USS LST-452 was a United States Navy used in the Asiatic-Pacific Theater during World War II.

==Construction==
LST-452 was laid down on 20 July 1942, under Maritime Commission (MARCOM) contract, MC hull 972, by Kaiser Shipyards, Vancouver, Washington; launched on 10 October 1942; and commissioned on 16 January 1943.

==Service history==
During the war, LST-452 was assigned to the Pacific Theater of Operations.
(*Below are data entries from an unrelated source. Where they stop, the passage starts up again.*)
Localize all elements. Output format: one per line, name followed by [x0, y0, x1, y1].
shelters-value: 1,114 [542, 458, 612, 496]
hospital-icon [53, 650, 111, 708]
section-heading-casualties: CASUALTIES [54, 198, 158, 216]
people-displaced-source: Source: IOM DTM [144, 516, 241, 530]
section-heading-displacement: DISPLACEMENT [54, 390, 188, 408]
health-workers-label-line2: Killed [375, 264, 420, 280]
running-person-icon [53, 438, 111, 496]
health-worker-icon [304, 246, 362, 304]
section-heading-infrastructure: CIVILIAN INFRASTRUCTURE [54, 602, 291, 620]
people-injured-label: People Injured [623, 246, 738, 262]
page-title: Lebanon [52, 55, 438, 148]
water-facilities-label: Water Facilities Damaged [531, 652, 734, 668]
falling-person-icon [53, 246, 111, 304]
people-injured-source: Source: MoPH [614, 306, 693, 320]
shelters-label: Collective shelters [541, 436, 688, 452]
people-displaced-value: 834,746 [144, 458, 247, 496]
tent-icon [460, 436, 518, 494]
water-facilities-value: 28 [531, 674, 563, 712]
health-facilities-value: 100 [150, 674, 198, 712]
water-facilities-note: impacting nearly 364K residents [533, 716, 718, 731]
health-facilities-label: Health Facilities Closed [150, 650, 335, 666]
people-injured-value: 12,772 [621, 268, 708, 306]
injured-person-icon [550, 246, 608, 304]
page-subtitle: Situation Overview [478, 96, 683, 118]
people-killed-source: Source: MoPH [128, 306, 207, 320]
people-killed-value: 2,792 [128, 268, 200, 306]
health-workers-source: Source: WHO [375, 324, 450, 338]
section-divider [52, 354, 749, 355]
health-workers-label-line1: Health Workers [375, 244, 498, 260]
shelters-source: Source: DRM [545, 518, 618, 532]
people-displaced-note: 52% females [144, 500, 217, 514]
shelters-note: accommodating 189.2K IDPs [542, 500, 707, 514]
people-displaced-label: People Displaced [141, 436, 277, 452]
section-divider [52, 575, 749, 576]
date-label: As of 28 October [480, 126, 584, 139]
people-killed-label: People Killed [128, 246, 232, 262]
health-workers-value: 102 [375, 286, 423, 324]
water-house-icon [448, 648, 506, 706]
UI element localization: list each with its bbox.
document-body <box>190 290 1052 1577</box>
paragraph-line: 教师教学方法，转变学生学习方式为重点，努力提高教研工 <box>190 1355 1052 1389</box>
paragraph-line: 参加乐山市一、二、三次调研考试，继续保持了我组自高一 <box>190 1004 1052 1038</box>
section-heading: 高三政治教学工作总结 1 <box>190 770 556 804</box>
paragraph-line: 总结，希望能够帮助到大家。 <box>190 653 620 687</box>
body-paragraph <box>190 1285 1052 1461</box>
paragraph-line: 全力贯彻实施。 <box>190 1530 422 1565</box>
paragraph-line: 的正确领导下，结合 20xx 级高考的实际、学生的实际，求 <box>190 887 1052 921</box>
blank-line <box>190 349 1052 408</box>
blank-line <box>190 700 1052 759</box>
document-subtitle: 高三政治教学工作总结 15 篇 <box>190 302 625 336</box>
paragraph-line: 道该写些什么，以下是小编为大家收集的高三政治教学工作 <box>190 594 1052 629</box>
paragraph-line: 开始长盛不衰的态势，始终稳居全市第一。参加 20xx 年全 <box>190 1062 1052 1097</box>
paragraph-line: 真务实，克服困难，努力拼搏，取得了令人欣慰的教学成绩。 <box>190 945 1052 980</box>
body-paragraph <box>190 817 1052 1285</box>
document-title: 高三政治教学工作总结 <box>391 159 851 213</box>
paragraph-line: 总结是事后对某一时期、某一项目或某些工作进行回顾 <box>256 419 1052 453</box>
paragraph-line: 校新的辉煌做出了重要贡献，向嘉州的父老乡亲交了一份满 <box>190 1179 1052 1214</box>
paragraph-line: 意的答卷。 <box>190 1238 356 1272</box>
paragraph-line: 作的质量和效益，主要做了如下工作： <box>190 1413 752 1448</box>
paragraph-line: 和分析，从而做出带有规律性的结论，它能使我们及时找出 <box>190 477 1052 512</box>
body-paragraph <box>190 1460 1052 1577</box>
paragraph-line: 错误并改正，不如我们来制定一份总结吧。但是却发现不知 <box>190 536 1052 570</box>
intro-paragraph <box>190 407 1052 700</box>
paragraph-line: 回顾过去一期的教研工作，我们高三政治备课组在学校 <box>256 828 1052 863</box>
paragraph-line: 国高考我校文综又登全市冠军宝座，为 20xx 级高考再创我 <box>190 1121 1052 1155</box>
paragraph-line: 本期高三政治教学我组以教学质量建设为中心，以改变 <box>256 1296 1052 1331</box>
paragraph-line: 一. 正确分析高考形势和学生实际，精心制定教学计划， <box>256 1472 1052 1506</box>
She took part in the Eastern New Guinea operations, the Lae occupation in September 1943, the Finschhafen occupation in September 1943, and the Saidor occupation in January 1944; the Bismarck Archipelago operations, the Cape Gloucester, New Britain, landings from December 1943 through February 1944, and the Admiralty Islands landings in March 1944; the Hollandia operation in April and May 1944; the Western New Guinea operations, the Biak Islands operation in May and June 1944, the Cape Sansapor operation in July and August 1944, and the Morotai landing in September 1944; the Leyte landings in October 1944; the Lingayen Gulf landings in January 1945; and the Balikpapan operation in June and July 1945.

==Post-war service==
Following the war, LST-452 saw service in China until mid-May 1946. She returned to the United States and was decommissioned on 12 June 1946, and struck from the Navy list on 3 July, that same year. On 5 December 1947, the ship was sold to Bosey, Philippines.

==Honors and awards==
LST-452 earned seven battle stars and the Navy Unit Commendation for her gallant World War II service.